Telle une tendre fleur, qu’un matin voit éclore
Des baisers du Zéphire et des pleurs de l’Aurore[1],
Brille un moment aux yeux, et tombe, avant le temps,
Sous le tranchant du fer, ou sous l’effort des vents.
« Mais pourquoi rappeler cette triste victoire ?
Que ne puis-je plutôt ravir à la mémoire
Les cruels monuments de ces affreux succès !
Mon bras n’est encor teint que du sang des Français[2] :
Ma grandeur, à ce prix, n’a point pour moi de charmes,
Et mes lauriers sanglants sont baignés de mes larmes.

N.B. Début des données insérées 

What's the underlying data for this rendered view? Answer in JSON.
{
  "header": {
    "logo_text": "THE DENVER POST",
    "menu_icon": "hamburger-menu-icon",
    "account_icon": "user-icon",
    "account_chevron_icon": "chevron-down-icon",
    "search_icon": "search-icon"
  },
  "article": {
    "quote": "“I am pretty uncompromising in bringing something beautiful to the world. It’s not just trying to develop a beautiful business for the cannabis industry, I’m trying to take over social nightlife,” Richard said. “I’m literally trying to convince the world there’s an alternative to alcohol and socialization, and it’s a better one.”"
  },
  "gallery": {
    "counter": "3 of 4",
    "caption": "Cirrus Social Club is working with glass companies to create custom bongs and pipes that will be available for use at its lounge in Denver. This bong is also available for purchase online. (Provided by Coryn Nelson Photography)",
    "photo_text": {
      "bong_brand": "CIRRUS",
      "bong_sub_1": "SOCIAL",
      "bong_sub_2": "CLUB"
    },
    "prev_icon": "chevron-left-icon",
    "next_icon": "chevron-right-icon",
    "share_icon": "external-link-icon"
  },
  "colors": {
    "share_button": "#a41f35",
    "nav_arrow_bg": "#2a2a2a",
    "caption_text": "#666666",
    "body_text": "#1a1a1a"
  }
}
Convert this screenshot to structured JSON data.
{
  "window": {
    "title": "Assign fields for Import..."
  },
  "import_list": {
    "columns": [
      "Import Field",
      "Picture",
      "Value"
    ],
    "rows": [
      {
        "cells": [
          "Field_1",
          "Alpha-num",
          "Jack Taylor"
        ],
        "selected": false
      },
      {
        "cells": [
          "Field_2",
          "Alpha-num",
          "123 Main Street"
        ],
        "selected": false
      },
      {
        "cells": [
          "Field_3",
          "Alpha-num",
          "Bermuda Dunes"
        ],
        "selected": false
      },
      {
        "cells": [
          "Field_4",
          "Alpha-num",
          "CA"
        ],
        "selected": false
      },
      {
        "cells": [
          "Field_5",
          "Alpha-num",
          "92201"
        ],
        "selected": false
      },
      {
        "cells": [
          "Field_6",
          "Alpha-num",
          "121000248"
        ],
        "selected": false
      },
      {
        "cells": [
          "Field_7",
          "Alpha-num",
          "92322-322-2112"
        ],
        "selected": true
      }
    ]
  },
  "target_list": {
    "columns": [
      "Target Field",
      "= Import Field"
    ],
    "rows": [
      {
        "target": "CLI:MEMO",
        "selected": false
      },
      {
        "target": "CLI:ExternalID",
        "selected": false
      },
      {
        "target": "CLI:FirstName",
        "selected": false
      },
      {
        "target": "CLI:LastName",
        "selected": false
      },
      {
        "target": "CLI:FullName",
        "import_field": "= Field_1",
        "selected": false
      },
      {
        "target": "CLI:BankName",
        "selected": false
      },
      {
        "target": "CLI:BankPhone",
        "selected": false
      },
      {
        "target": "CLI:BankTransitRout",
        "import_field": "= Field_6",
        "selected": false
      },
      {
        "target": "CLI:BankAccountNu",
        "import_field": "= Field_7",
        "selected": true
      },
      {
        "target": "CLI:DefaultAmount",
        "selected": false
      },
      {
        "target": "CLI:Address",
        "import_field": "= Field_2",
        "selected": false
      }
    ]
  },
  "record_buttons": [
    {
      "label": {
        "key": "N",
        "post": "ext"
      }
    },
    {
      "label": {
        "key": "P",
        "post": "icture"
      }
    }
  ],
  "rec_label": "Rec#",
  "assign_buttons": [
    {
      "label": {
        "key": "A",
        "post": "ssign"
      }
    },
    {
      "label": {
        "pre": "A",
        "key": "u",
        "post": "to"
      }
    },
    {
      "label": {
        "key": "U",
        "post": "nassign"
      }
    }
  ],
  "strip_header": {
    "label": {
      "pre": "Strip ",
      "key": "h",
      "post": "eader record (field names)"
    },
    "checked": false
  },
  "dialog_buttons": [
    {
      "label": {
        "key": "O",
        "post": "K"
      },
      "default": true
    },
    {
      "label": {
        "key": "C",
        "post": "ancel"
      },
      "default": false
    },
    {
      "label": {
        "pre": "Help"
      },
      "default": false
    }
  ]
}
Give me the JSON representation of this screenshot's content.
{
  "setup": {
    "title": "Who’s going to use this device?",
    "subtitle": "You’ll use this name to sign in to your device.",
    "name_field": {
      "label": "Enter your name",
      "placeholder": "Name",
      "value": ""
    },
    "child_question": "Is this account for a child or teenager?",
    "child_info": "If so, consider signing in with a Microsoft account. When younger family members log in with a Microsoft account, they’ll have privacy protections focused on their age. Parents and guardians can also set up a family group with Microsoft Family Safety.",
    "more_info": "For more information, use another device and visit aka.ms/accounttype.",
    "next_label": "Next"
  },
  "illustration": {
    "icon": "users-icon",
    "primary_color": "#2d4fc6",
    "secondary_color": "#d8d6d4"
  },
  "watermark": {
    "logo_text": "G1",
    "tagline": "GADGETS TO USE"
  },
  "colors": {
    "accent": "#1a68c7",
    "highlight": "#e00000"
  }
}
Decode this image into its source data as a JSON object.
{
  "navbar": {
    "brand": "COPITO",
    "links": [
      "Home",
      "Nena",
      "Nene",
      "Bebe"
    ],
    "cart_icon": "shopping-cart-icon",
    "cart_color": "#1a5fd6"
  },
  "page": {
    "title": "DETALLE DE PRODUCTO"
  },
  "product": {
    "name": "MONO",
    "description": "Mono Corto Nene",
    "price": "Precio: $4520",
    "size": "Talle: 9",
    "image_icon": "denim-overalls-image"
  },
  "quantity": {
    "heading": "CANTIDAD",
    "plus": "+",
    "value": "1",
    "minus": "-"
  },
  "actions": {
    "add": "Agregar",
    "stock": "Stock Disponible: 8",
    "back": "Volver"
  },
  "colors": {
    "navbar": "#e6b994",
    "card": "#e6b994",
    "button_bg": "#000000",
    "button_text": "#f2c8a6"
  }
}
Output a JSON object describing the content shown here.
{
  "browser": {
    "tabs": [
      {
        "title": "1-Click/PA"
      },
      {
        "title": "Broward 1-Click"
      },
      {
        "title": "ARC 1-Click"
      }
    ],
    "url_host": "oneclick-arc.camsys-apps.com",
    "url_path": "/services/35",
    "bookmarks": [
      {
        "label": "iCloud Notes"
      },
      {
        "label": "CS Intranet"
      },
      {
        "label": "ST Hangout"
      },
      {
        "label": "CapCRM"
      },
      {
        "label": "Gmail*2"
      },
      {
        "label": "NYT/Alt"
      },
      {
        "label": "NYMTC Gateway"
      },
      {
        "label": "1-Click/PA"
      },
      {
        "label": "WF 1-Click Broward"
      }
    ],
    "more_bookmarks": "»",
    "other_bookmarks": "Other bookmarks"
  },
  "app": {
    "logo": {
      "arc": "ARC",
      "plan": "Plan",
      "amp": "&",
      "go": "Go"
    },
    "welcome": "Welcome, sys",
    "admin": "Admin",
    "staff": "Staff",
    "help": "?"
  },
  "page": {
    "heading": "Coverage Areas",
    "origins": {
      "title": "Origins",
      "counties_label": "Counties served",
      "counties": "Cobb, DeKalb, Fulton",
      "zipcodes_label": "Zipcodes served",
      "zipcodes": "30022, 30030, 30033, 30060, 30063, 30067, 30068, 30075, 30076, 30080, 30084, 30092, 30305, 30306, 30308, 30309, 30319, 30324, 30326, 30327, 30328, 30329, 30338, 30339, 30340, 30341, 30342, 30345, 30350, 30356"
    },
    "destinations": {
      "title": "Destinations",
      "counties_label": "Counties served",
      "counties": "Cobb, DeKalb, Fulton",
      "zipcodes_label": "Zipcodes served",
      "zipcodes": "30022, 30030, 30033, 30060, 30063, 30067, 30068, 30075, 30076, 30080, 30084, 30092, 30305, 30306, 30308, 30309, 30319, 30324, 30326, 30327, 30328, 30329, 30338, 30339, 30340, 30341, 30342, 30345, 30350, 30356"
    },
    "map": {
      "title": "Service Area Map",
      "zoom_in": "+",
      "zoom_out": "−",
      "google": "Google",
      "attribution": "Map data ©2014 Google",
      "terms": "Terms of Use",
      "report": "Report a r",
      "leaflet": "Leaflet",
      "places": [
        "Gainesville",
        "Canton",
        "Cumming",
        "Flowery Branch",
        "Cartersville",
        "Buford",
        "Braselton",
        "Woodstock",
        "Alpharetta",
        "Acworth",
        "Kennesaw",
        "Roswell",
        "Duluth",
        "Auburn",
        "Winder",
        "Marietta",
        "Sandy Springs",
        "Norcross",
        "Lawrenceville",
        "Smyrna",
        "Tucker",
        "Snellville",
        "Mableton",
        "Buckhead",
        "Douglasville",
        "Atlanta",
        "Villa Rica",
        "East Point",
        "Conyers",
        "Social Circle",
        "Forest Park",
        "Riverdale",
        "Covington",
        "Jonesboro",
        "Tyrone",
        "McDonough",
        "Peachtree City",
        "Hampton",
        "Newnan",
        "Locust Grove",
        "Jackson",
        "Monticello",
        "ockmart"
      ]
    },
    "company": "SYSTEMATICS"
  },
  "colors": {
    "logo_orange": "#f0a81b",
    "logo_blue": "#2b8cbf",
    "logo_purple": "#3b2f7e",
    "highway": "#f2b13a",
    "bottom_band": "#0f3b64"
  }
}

« Ce malheureux combat ne fit qu’approfondir
L’abîme dont Valois voulait en vain sortir.
Il fut plus méprisé, quand on vit sa disgrâce ;
Paris fut moins soumis, la Ligue eut plus d’audace,
Et la gloire de Guise, aigrissant ses douleurs,
Ainsi que ses affronts redoubla ses malheurs.
Guise[3], dans Vimory, d’une main plus heureuse,
Vengea sur les Germains la perte de Joyeuse ;
Accabla, dans Auneau, mes alliés surpris ;
Et, couvert de lauriers, se montra dans Paris.
Ce vainqueur y parut comme un dieu tutélaire.
Valois vit triompher son superbe adversaire,
- ↑ Imitation de Virgile (Æn-, IX, 435-37):
Purpureus veluti cum flos, succisus aratro,
Languescit moriens; lassove papavera collo
Demisere caput, pluvia cum forte gravantur.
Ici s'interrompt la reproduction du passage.